Engineering Contradictions & Design Principles
Engineering Contradiction Analysis
1Ease of manufacture
If conventional pre-designed templates are used, then template generation is simplified and resources can be spent elsewhere, but the templates are fixed and unable to adapt to changing user preferences
Solution Approach 1:
The patent transforms static, fixed templates into dynamic, adaptive templates that automatically evolve based on user interactions. The system continuously monitors user behavior patterns and modifies template structures in real-time, enabling templates to adapt to changing user preferences while maintaining ease of use through automated adjustments.
Solution Approach 2:
The patent implements a feedback mechanism where user interactions with templates are continuously tracked and analyzed. This feedback loop allows the system to learn from user behavior patterns and automatically adjust template configurations, ensuring templates remain aligned with user preferences without requiring manual redesign.
2Device complexity
If conventional fixed templates are used, then template design process is simple, but they lack insight into intended use and cannot evolve with user preferences
Solution Approach 1:
The patent enables templates to serve themselves by automatically analyzing user behavior data and performing self-adjustment. The system extracts insights from user interactions and autonomously modifies template structures, eliminating the need for continuous manual redesign while preserving and utilizing user preference information.
Solution Approach 2:
The patent performs preliminary analysis of user behavior patterns and pre-adapts templates before users fully utilize them. By anticipating user needs through pattern recognition, the system proactively adjusts template configurations to align with emerging user preferences, preventing information loss about user intentions.
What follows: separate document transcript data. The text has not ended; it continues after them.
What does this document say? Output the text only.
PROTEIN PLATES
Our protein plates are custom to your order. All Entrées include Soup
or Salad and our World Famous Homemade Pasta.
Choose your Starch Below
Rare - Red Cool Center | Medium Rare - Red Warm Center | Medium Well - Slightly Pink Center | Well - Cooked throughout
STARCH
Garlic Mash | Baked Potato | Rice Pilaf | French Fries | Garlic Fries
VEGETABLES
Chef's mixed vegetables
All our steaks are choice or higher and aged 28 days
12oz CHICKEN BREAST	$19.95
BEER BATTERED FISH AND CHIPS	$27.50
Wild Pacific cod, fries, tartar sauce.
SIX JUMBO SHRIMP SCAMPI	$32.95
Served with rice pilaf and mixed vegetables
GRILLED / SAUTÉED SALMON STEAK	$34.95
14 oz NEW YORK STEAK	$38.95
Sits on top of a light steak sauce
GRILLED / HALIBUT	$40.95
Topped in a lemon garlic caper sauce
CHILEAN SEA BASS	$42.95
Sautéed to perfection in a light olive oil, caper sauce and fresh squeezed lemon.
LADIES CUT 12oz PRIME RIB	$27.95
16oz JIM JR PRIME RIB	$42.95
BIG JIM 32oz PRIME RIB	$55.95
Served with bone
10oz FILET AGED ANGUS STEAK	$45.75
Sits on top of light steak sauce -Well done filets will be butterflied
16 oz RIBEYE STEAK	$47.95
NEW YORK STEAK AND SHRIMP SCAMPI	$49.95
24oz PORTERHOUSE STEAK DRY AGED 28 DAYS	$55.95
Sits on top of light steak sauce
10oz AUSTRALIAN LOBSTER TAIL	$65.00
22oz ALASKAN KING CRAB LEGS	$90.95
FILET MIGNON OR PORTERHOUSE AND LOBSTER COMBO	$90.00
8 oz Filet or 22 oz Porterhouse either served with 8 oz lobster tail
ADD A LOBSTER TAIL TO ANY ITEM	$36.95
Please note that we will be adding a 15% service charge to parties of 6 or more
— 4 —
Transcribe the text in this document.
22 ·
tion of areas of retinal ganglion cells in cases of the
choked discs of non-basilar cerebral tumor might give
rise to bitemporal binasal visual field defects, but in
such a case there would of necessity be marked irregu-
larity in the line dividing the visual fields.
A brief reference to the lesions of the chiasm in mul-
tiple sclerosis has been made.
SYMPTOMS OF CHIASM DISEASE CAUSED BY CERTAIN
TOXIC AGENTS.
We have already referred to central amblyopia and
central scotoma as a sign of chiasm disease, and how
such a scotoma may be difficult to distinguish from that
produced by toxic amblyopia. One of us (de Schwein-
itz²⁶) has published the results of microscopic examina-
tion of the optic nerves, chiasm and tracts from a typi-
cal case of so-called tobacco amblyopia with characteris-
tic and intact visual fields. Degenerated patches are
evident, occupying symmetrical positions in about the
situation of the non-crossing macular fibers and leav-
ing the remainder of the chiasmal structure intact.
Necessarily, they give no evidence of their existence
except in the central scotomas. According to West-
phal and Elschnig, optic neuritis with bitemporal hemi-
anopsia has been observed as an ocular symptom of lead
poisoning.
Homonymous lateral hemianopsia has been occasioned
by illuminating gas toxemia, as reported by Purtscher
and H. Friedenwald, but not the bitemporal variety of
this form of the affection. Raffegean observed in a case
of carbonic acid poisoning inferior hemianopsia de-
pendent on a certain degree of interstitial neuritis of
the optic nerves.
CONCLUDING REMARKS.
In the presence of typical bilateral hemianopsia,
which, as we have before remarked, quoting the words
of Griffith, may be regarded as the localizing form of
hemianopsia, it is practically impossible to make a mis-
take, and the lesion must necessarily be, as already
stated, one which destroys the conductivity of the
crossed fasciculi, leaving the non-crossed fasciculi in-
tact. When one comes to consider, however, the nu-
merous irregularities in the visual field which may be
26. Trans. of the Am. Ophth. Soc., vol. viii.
3Adaptability or versatility
If personalized custom templates are generated for each user, then template applicability and retention increase, but the complexity of template generation and processing increases
Solution Approach 1:
The patent merges multiple user behavior data sources and template modification operations into a unified processing framework. By combining cluster analysis, pattern recognition, and template adaptation into an integrated system, the patent reduces overall complexity while achieving personalized template generation through synergistic interaction of components.
Solution Approach 2:
The patent creates a universal template adaptation system that handles multiple user preferences and template types through a single multi-functional framework. The system uses generalizable algorithms for behavior analysis and template modification that can be applied across different contexts, reducing complexity through reuse of core functionality.
Data Source
AI summary
A computer-implemented method, according to one embodiment, is used to creating customized templates and template recommendations. The computer-implemented method includes: extracting text content from user information which corresponds to a user, and using the text content extracted from the user information to generate feature vectors. The feature vectors are further used to form one or more clusters of existing user editions. For each of the one or more formed clusters, a tree structure is generated for each user edition in the cluster. Moreover, the tree structures in the cluster are combined into a merged tree structure. A customized template is generated for each of the one or more formed clusters using the respective merged tree structure, and at least one of the customized templates is recommended to the user based on the user information.